Recoll index format details
A comparison of index formats for recoll 1.17 and omega 1.0.1
Recoll terms are not stemmed before being stored. They are turned to all minuscule letters with no accents. An auxiliary database handles stem expansion. Omega stores both raw terms (with prefix R) and stemmed versions (with prefix Z). The xapian-side of the information here comes from the relevant xapian-omega documentation page.
Special prefixed terms:
A comparison of prefixed term usage between Recoll and omega/xapian.
Pref. | Recoll use | Omega use |
---|---|---|
A | Author | Same |
B | Unused | Reserved |
C | Unused | Reserved |
D | date: modification date of file, like YYYYMMDD | Same |
E | Unused. Recoll uses XE | file name extension folded to lowercase |
F | Unused | Reserved |
G | Unused | newGroup / forum name |
H | Unused | host name |
I | Unused | "Can see" |
J | Unused | Reserved |
K | Keyword | Same |
L | Unused | ISO language code |
M | month: YYYYMM | Same |
N | Unused | ISO country code |
O | Unused | Owner |
P | Unused | Path part of URL |
Q | Unique Id. fs backend: trunc-hashed path+ipath Other backends may use a different unique id. | Unique Id |
R | Unused | Raw (unstemmed) term |
S | Subject/title | Same |
T | mime type | Same |
U | Unused | Full Url of indexed document. Truncated/hashed version of URL. Used for duplicate checks. |
V | Unused | "Can't see" |
W | Unused | Owner |
X | Prefix prefix for multichar prefixes | Same |
Y | year YYYY | Same |
Z | Unused | Stemmed term |
XE | File name extension folded as lowercase (omega uses E) | Unused |
XP | Path elements (for phrase-based directory filtering) | Unused |
XSFN | utf8 lowercased/unaccented version of file name. Used for specific file name searches. NOT SPLIT (spaces as normal chars). | None |
XTO | Recipient | None |
XXST | Not really a prefix: start of field marker (for anchored phrase searches) | None |
XXND | Not really a prefix: end of field marker (for anchored phrase searches) | None |
Values
Value slot | Recoll use | Omega use |
---|---|---|
0 | Unused | Unix modification time |
1 | MD5 | Same |
2 | Unused | Size |
10 | Signature: value to be checked for up-to-dateness, ie mtime|size for the fs backend | Unused |
Document data record format
Recoll has the same line based / prefixed data record format as omega (name=value\n). The Omega data below is quite out of date.

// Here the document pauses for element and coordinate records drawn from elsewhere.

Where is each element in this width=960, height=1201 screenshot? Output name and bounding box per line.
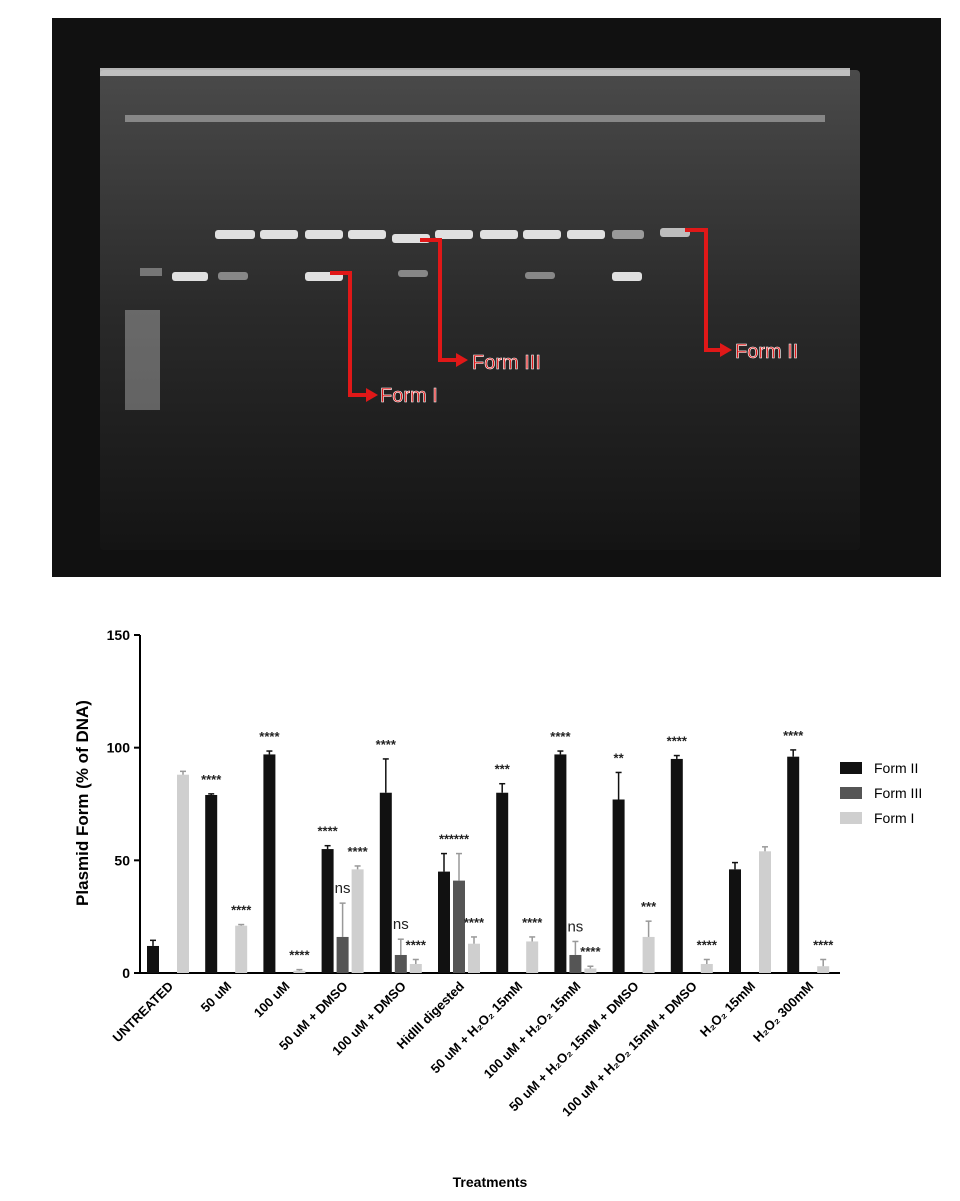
legend-swatch [840, 812, 862, 824]
bar [701, 964, 713, 973]
legend-label: Form III [874, 785, 922, 801]
bar [410, 964, 422, 973]
significance-label: **** [813, 937, 834, 952]
bar [468, 944, 480, 973]
y-tick-label: 50 [114, 852, 130, 868]
significance-label: *** [641, 899, 657, 914]
bar [352, 869, 364, 973]
bar [205, 795, 217, 973]
bar [496, 793, 508, 973]
bar [613, 799, 625, 973]
significance-label: ns [393, 916, 409, 933]
x-tick-label: 50 uM [198, 979, 235, 1016]
y-axis-label: Plasmid Form (% of DNA) [73, 700, 92, 906]
bar [526, 941, 538, 973]
significance-label: **** [580, 944, 601, 959]
bar [817, 966, 829, 973]
bar [177, 775, 189, 973]
bar [147, 946, 159, 973]
bar [554, 754, 566, 973]
legend-label: Form I [874, 810, 914, 826]
significance-label: **** [667, 734, 688, 749]
significance-label: **** [231, 903, 252, 918]
bar [729, 869, 741, 973]
bar [322, 849, 334, 973]
page: Form I Form III Form II Plasmid Form (% … [0, 0, 960, 1196]
significance-label: **** [317, 824, 338, 839]
significance-label: ** [614, 750, 625, 765]
bar [263, 754, 275, 973]
bar [235, 926, 247, 973]
gel-label: Form II [735, 341, 798, 363]
figure: Form I Form III Form II Plasmid Form (% … [0, 0, 960, 1196]
gel-image: Form I Form III Form II [52, 18, 941, 577]
legend-swatch [840, 787, 862, 799]
bar [380, 793, 392, 973]
legend-label: Form II [874, 760, 918, 776]
significance-label: **** [550, 729, 571, 744]
significance-label: **** [783, 728, 804, 743]
significance-label: ns [335, 880, 351, 897]
x-tick-label: H₂O₂ 15mM [697, 979, 758, 1040]
significance-label: **** [697, 937, 718, 952]
x-tick-label: UNTREATED [110, 979, 177, 1046]
x-tick-label: H₂O₂ 300mM [750, 979, 816, 1045]
bar [759, 851, 771, 973]
significance-label: **** [522, 915, 543, 930]
x-tick-label: 100 uM + H₂O₂ 15mM [481, 979, 584, 1082]
significance-label: **** [449, 832, 470, 847]
x-tick-label: 100 uM [251, 979, 293, 1021]
significance-label: **** [289, 948, 310, 963]
significance-label: **** [376, 737, 397, 752]
bar [438, 872, 450, 973]
bar [584, 968, 596, 973]
significance-label: **** [347, 844, 368, 859]
significance-label: **** [259, 729, 280, 744]
bar [643, 937, 655, 973]
gel-label: Form III [472, 352, 541, 374]
bar [671, 759, 683, 973]
significance-label: **** [464, 915, 485, 930]
y-tick-label: 100 [107, 740, 131, 756]
bar [395, 955, 407, 973]
y-tick-label: 0 [122, 965, 130, 981]
bar [337, 937, 349, 973]
x-axis-label: Treatments [453, 1174, 528, 1190]
gel-label: Form I [380, 385, 438, 407]
significance-label: ns [567, 918, 583, 935]
significance-label: *** [495, 762, 511, 777]
bar [787, 757, 799, 973]
significance-label: **** [406, 937, 427, 952]
y-tick-label: 150 [107, 627, 131, 643]
legend-swatch [840, 762, 862, 774]
bar [293, 971, 305, 973]
significance-label: **** [201, 772, 222, 787]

Prefix | Recoll use | Omega use |
---|---|---|
url= | Full url. Always file://abspath. The path is not encoded to utf-8, this is the system file name ,usable as an argument to open() | Same |
mtype= | mime type (omega: type) | type= |
fmtime= | file modification date | modtime= |
dmtime= | document modification date | None |
origcharset= | character set the text was converted from | None |
fbytes= | file size in bytes | size= |
dbytes= | document size in bytes | None |
ipath= | internal path for docs in multidoc files | None |
caption= | title of document, utf8 | Same |
keywords= | key words, utf8 | None |
abstract= | document abstract, utf8 | sample= |